At the testing stage, the estimated parameters can be inferred from the NNs given the projection data, thus reconstructing the volumetric images.

We choose a reference image from the set of CBCT images and then use the Demons Algorithm to compute DVFs from the reference image to every other image in the set [2]. The DVF is the vector field that represents the transformation of an object from a reference configuration to a target configuration, as illustrated in Figure 4.

Figure 4. Deformation vector field. Image courtesy of [2].

Due to the lungs’ periodic motion, these DVFs are highly redundant. This motivates us to apply dimension reduction. In particular, we assume that any DVF caused by lung motion is a linear combination of three principal components, which represent nearly 95 percent of lung motion. If we can compute the three weights (or coefficients), we can determine the DVF and obtain the volumetric image by applying the DVF to the reference image.

Our next step is to train an ensemble of neural networks to build a model that takes a single projection and its projection angle to estimate the three coefficients. A NN is an information-processing paradigm built to simulate the way brain nerves process information. Just like with normal brains, the more information you pass through the NN, the more it “learns.” Once the NN acquires new information based on what it already “learned,” it will process the information accordingly (see Figure 5). We consider the ensemble of NNs in the sense that we decompose each projection in the training set into a set of non-overlapping 32x32 patches, each meant to train an NN after preprocessing, such as subtracting the mean and normalizing to unit norm. 

Figure 5. Obtaining estimated principal components from NNs.

Once trained, we use the NNs to estimate the model parameters. As with training, we break a single X-ray projection into a set of 32x32 patches. After the same preprocessing, each patch is passed through the NN along with the projection angle. The NN then outputs three estimated coefficients used to compute a new DVF. We apply this estimated DVF to the reference image to reconstruct a volumetric image corresponding to this projection. One result is illustrated in Figure 6.

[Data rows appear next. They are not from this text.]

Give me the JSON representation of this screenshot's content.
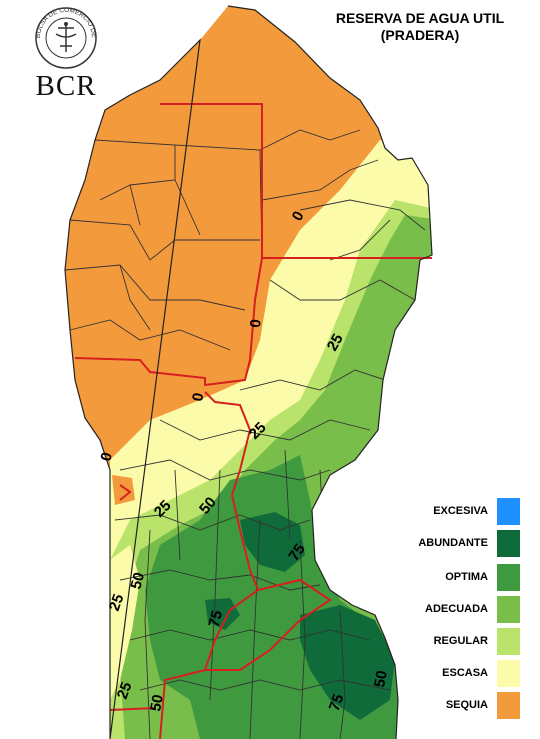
{
  "title": {
    "line1": "RESERVA DE AGUA UTIL",
    "line2": "(PRADERA)"
  },
  "logo": {
    "text": "BCR",
    "seal_text": "BOLSA DE COMERCIO DE ROSARIO"
  },
  "legend": [
    {
      "label": "EXCESIVA",
      "color": "#1e90ff"
    },
    {
      "label": "ABUNDANTE",
      "color": "#0f6b3a"
    },
    {
      "label": "OPTIMA",
      "color": "#3f9a3f"
    },
    {
      "label": "ADECUADA",
      "color": "#79bd4a"
    },
    {
      "label": "REGULAR",
      "color": "#b9e36a"
    },
    {
      "label": "ESCASA",
      "color": "#fbfbaa"
    },
    {
      "label": "SEQUIA",
      "color": "#f39a3c"
    }
  ],
  "isolines": [
    "0",
    "0",
    "0",
    "0",
    "25",
    "25",
    "25",
    "25",
    "25",
    "50",
    "50",
    "50",
    "75",
    "75",
    "75",
    "50"
  ]
}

Figure 6. Reconstruction results (front, side, top-down view).

We evaluate our algorithm via relative error between the ground truth and the estimated volumetric images. The relative error was 5.5 percent for our simulated data in the worst-case scenario, an improvement when compared to [1], which was a basis for our study. Ultimately, we obtained some promising results with the simulated data. In the future, we plan to test on real patient data.

The author presented this research in a contributed presentation at the 2017 SIAM Annual Meeting, held in Pittsburgh, Pa., this past July.

Acknowledgments: This research was supported by the National Science Foundation’s Enriched Doctoral Training Program, DMS grant #1514808, "Team Training Mathematical Scientists Through Industrial Collaborations," at the University of Texas at Dallas. Special thanks to Yifei Lou and Yan Cao for advising me through this research. I am also grateful to the University of Texas Southwestern Medical Center, our external partner—especially Chenyang Shen and Xun Jia—for providing the necessary data and guidance.

References
[1] Li, R., Lewis, J.H., Jia, X., Gu, X., Folkerts, M., Men, C., & Jiang, S. B. (2011). 3D tumor localization through real-time volumetric X-ray imaging for lung cancer radiotherapy. Medical Physics, 38(5), 2783-2794. 
[2] Pennec, X., Cachier, P., & Ayache, N. (1999). Understanding the “Demon’s Algorithm”: 3D Non-rigid Registration by Gradient Descent. In C. Taylor & A. Colchester (Eds.), Medical Image Computing and Computer-Assisted Intervention – MICCAI’99 (pp. 597-606) (Vol. 1679). Lecture Notes in Computer Science. Berlin, Heidelberg: Springer-Verlag.

 Samiha C. Rouf is a second-year Ph.D. student in applied mathematics at the University of Texas Dallas. During her first year, she was a research assistant for the National Science Foundation’s Enriched Doctoral Training Program.